Groups like ProPublica and National Public Radio (NPR) say that the reason for the premium decline is numerous legislative changes to take away worker benefits. See “INSULT TO INJURY, The Demolition of Workers Comp,” www.propublica.org, March, 4, 2015. The United States Department of Labor issued a 43 page report on October 5, 2016 which confirms the ProPublica/NPR position and concluded that states have decreased benefits and created hurdles to medical care.
The workers compensation system was created as a “grand bargain” between employers and their employees. Employees would give up their right to sue for improper working conditions in exchange for a “no fault” compensation system. However, the current fairness of that “bargain” is now certainly in doubt.
So where does that leave us? PRI and the physician community will continue to resist insurance company legislative and regulatory “reforms” by pointing out that the only beneficiary of such “reforms” is the insurance industry and the “losers” are workers and their treating doctors.
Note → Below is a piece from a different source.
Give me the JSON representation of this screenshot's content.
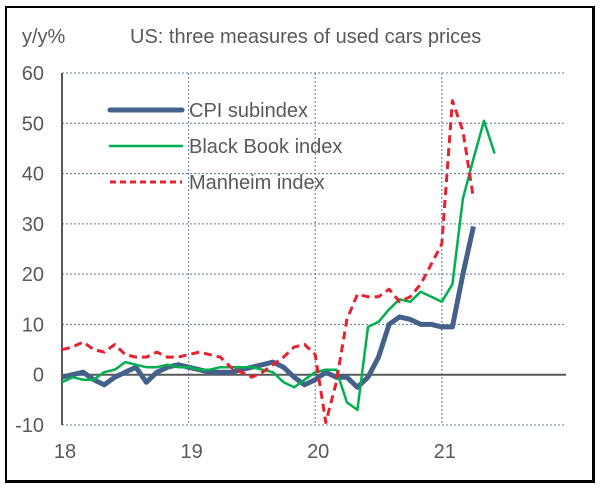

The current round of “reforms” are the creation of medicine “formularies” limiting doctors to certain insurance company preferred medicines in treating their patients or proposals to do away with doctors’ ability to dispense appropriate medicines. Once again, insurers argue that there are cost benefits to be achieved. In making the case against these “reforms,” the physician community will be armed with the insurance industry’s own reports such as those provided by NCCI which demonstrate unprecedented and historically high profits which don’t appear, in almost all cases, to be returned to employers.